Cento volte abbiamo mangiato insieme, a casa sua e di Sergio. Mille volte ha preparato il mio piatto preferito sapendo di donarmi un qualcosa di unico. Quella volta, o per meglio dire quelle volte, nell’estate del Duemila con Giulia bambina, affiorano dalla penombra che sempre cela e crea. Avevo perso il lavoro. La vita stava cambiando. Le certezze si sgretolavano e da lì a poco sarei partito per un viaggio di esperienze sul confine delle mie possibilità. Un viaggio che ancora oggi prosegue; un viaggio di incertezze e bellezza. Lei, donna di sapiente magia, sapeva. E conservo l’abbraccio come un mistero. Come un sentire comune.
Ho sempre amato Emilia, il suo sorriso, la sua capacità di essere nella lotta in ogni tempo che ha attraversato. Emilia Lotti, compagna. Militante ogni giorno della sua esistenza.

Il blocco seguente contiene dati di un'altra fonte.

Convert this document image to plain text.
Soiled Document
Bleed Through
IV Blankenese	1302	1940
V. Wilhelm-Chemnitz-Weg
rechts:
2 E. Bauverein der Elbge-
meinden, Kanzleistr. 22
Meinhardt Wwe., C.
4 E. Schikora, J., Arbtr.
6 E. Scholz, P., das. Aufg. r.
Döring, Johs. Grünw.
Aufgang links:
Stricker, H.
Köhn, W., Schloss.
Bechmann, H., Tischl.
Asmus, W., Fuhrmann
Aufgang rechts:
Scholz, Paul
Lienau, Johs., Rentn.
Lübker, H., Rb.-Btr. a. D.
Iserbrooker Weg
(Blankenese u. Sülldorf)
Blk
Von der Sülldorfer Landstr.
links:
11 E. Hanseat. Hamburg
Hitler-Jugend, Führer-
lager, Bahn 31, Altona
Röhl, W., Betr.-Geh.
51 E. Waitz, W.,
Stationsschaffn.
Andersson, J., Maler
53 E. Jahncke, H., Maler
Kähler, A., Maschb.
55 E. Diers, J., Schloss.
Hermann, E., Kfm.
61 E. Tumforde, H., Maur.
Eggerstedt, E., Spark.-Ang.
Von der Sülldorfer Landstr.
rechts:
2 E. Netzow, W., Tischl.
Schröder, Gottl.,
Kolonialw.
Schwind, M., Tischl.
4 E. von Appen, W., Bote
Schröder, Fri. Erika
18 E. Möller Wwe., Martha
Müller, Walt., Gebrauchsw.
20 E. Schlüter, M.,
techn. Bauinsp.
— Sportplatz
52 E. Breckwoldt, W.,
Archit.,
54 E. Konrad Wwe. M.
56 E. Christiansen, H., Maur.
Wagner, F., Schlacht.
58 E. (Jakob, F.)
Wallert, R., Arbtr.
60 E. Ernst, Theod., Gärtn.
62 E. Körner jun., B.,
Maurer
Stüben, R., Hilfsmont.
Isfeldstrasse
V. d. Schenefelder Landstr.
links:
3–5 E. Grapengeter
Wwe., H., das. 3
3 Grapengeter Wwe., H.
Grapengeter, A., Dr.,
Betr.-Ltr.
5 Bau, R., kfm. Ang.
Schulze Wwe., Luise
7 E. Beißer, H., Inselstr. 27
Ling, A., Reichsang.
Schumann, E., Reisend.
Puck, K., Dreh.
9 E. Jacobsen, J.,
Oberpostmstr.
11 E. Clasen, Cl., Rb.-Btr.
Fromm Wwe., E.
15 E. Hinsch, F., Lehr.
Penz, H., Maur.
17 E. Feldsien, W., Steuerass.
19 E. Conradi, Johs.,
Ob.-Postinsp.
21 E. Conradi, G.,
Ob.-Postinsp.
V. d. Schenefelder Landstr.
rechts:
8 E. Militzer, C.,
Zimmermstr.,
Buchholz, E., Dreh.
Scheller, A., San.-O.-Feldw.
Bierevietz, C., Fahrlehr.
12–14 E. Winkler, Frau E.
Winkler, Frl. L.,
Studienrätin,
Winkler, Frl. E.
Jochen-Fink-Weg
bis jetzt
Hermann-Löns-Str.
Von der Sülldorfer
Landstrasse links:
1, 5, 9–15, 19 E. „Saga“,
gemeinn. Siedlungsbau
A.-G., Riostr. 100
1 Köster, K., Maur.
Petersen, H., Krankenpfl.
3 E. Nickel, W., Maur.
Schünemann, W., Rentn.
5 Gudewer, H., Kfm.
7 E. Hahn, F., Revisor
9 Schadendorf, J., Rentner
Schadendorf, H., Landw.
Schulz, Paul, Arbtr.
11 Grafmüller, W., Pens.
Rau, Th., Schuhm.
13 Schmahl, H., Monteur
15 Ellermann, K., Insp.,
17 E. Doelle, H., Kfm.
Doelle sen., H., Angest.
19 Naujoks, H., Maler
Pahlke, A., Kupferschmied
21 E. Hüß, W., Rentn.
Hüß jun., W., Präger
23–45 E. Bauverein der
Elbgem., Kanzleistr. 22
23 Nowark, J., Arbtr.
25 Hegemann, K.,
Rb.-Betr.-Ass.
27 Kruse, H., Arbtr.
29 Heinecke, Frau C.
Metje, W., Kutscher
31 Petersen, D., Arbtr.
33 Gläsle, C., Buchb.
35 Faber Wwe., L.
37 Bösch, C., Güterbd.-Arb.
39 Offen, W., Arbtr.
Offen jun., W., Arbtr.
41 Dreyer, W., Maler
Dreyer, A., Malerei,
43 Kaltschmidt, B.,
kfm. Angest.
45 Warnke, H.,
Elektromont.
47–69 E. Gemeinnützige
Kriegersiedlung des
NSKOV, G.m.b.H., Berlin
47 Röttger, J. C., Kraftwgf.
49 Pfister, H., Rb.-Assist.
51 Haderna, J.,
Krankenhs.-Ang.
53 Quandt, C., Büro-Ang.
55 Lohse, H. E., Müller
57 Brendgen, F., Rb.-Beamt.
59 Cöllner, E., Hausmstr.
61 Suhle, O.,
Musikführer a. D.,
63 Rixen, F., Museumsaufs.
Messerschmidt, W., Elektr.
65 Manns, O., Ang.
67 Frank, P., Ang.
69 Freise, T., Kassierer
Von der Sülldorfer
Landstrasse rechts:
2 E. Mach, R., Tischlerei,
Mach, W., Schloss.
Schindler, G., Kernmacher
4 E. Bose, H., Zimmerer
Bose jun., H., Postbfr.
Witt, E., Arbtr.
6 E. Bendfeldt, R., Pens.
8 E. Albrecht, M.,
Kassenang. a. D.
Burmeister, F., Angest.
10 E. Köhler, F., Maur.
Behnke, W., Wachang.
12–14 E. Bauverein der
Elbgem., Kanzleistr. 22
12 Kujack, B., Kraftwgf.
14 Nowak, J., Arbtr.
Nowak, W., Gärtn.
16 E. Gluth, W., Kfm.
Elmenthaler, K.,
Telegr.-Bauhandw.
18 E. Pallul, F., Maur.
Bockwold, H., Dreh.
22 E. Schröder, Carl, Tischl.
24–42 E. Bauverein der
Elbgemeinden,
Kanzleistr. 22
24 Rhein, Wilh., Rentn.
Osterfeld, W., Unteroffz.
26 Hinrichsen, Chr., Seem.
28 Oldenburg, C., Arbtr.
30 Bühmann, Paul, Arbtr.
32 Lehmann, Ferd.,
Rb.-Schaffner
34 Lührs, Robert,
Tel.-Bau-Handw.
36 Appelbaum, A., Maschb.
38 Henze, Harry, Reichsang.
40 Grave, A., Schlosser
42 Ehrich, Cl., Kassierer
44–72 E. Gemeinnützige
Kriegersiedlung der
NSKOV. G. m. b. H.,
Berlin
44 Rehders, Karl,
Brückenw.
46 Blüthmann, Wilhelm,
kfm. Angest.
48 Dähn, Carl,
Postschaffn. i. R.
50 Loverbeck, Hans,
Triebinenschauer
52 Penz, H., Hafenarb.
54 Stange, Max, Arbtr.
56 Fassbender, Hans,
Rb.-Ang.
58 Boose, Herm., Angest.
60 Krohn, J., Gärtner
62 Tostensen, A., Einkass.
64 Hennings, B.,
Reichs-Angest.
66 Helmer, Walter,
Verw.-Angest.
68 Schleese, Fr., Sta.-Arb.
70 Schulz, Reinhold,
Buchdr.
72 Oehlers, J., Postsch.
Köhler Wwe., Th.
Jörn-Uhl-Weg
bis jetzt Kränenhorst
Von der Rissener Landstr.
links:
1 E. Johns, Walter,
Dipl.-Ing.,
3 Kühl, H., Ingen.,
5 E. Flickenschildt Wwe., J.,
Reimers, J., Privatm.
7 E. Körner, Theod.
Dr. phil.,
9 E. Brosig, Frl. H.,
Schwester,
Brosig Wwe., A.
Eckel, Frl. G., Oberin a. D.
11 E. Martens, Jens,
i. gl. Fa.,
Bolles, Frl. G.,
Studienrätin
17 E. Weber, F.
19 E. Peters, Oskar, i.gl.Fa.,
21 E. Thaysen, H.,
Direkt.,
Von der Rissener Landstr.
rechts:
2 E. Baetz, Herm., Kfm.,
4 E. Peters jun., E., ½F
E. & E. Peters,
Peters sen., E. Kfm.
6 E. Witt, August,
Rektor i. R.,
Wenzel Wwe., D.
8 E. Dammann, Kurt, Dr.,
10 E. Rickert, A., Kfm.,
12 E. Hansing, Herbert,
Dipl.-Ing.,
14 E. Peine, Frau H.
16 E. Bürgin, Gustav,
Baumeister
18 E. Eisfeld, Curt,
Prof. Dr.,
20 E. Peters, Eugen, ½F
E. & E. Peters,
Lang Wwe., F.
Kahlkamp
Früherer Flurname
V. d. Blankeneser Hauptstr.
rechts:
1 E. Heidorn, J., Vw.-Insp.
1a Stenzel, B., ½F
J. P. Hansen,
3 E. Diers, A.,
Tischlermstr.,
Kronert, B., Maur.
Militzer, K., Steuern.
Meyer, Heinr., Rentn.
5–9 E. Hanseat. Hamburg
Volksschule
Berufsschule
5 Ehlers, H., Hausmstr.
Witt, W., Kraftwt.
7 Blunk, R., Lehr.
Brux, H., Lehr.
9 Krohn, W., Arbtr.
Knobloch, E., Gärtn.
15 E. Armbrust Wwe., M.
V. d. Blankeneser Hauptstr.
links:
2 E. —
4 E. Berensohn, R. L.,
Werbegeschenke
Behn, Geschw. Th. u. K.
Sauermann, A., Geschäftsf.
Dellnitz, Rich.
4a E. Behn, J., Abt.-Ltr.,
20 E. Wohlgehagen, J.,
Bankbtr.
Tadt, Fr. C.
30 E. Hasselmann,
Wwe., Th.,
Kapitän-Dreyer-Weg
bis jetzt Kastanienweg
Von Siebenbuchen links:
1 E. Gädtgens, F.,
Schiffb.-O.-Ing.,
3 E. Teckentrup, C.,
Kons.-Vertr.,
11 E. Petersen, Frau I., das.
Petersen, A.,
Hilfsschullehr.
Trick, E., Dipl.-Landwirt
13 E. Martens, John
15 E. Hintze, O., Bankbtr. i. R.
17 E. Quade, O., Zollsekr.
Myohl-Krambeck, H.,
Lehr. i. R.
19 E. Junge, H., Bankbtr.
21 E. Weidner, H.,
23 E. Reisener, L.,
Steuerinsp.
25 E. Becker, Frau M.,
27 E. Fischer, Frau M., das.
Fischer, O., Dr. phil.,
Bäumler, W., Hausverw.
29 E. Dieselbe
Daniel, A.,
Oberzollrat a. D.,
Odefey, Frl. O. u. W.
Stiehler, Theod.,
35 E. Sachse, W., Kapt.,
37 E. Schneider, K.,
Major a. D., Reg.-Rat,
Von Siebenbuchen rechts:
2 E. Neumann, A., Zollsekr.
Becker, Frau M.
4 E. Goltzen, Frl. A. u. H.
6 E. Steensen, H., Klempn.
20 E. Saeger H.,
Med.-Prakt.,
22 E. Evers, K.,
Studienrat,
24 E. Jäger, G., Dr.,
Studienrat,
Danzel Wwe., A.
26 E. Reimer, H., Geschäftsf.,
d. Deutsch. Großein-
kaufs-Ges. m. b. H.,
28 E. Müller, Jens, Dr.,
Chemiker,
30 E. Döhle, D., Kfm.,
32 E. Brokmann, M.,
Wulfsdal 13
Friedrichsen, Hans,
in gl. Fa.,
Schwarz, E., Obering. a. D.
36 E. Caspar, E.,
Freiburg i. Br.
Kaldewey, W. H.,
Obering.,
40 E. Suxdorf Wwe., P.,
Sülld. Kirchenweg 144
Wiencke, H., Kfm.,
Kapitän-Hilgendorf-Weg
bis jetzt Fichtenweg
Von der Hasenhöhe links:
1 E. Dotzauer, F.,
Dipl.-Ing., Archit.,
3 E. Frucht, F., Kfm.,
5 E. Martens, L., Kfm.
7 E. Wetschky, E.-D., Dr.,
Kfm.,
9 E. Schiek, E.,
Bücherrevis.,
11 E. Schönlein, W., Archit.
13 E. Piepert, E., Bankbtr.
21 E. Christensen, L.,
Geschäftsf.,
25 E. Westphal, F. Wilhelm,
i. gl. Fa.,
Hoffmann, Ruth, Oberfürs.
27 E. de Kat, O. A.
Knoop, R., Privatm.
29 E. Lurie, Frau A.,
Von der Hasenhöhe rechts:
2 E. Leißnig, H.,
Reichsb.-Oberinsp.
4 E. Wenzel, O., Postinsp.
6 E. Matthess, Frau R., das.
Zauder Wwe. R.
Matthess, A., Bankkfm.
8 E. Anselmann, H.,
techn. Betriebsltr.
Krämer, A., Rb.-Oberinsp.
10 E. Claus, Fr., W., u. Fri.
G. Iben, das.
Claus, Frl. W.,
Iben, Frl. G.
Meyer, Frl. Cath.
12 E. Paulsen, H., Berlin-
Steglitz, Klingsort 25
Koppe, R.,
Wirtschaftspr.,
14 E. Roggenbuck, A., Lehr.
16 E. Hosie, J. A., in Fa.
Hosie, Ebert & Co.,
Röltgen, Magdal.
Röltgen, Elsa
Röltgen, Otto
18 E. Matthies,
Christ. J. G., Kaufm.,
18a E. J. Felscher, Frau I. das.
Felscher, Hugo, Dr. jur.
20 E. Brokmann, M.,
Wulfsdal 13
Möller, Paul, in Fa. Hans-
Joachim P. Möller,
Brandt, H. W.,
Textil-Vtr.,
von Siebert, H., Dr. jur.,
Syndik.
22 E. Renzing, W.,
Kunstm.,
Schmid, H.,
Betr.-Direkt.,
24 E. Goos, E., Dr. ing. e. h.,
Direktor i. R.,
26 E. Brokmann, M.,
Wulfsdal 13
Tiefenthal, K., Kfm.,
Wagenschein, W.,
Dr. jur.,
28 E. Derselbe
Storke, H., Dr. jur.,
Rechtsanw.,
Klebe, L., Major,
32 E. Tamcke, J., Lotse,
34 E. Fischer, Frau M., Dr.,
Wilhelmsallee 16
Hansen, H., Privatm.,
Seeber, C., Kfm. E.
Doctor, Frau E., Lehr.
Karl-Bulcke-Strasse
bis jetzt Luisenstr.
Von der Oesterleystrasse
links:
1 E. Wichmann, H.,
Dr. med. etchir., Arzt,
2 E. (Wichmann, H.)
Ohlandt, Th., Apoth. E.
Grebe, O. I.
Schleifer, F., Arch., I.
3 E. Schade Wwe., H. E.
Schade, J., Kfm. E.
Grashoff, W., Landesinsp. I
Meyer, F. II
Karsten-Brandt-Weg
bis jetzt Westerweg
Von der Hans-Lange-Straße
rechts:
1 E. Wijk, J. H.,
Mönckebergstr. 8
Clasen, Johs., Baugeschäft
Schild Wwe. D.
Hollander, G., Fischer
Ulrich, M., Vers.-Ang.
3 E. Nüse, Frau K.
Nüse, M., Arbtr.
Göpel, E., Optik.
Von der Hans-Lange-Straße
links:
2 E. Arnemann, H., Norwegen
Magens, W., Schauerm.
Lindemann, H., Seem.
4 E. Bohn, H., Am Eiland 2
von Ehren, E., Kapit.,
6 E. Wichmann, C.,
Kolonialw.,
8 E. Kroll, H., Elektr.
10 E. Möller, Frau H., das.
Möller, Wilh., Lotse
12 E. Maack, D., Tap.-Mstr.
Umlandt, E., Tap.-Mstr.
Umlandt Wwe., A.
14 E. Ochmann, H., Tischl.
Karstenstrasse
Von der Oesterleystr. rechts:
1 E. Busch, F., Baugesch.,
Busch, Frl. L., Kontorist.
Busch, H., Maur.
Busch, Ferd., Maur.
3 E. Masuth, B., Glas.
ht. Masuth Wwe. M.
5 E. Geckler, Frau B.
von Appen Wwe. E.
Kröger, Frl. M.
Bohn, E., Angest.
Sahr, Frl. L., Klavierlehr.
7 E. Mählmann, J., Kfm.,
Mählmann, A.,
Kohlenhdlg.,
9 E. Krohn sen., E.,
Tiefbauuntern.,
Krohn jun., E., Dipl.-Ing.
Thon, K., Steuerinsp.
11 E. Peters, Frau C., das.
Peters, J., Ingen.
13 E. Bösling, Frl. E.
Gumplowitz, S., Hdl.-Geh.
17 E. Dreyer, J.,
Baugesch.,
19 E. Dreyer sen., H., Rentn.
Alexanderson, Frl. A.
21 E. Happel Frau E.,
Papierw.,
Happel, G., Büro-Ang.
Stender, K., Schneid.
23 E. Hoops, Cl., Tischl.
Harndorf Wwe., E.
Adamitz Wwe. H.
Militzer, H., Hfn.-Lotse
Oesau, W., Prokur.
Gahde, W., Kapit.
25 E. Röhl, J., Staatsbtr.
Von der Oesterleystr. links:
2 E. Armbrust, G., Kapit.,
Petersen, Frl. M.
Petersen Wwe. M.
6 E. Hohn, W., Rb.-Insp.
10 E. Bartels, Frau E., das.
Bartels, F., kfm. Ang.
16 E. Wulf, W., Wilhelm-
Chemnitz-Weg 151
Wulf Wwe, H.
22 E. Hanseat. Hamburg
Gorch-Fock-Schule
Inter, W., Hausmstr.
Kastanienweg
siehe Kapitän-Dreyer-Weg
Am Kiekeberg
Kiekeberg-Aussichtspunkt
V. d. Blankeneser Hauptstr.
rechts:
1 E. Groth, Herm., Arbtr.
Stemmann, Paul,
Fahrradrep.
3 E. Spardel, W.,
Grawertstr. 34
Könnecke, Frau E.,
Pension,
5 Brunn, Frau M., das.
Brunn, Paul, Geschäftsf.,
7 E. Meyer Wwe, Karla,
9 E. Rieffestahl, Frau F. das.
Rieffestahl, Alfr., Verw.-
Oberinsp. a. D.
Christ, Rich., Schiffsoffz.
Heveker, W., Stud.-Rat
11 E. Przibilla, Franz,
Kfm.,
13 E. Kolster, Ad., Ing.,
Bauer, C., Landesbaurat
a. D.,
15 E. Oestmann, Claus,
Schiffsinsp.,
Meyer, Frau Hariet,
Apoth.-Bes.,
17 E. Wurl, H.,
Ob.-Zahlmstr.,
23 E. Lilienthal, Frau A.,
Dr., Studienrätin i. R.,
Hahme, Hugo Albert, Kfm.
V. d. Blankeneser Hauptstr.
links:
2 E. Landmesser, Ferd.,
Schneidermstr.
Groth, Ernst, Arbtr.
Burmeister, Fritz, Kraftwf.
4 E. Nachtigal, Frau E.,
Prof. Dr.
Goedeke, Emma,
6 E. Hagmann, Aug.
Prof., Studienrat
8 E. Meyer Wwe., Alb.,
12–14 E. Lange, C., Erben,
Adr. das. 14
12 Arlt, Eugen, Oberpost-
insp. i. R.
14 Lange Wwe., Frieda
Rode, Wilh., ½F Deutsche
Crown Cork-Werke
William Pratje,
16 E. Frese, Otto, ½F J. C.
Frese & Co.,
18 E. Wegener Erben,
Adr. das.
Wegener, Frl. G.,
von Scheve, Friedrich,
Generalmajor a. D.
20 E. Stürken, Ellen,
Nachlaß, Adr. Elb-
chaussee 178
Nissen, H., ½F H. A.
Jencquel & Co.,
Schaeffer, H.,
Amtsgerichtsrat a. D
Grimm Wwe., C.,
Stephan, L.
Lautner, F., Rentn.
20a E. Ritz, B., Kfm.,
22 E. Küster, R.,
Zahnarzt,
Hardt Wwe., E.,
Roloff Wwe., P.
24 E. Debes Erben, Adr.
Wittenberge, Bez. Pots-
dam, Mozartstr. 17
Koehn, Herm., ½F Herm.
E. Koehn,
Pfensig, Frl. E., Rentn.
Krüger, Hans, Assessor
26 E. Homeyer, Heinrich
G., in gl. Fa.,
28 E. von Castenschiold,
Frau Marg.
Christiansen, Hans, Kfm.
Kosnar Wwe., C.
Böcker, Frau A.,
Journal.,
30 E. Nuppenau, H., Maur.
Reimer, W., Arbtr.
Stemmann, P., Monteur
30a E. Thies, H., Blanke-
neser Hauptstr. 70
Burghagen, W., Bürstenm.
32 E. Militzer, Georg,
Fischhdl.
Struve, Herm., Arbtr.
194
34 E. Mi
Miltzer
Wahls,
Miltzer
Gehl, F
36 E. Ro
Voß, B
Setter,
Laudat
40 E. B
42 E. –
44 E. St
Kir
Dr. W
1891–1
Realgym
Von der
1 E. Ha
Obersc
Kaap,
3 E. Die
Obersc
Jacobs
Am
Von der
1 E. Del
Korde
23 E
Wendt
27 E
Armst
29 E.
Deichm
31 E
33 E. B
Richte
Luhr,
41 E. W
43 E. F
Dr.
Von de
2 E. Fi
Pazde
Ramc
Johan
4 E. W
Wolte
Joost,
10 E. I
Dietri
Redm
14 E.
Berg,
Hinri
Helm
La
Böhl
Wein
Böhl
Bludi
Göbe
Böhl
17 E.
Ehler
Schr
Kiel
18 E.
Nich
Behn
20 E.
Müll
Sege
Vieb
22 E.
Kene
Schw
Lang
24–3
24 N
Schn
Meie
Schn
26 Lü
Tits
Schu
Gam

Donna magnifica che non ha mai smesso di battersi per i diritti civili e sociali, da dirigente dell’Udi, da attivista che ha fatto della sua vita la sua azione politica.
Emilia che nel cognome portava un destino. Lotti, perché devi lottare. Per i diritti e la giustizia, per la memoria, per la cultura e per quell’indicibile che ci rende sacri. Per lasciare come eredità il valore di questa lotta, la meraviglia di una vita così ricca di poesia.
Ho sempre amato Emilia, il suo modo dolce di essere nel conflitto. Sono stato lontano, negli ultimi anni. Sono lontano anche adesso. Ma certi legami vivono senza preoccuparsi dello spazio e del tempo. Nel mio ricordo la sua battagliera vitalità, il suo modo delicato e passionale di esprimere amore e vicinanza. Nel mio ricordo la sua voce, il suo modo di chiamare Sergio che risuona cristallino.
Oggi la piango. Con orgoglio, come un figlio. Con dolore enorme, e quella dolcezza del ricordo che segue le tracce sottili invisibili delle nostre esistenze. Oltre lo spazio e il tempo.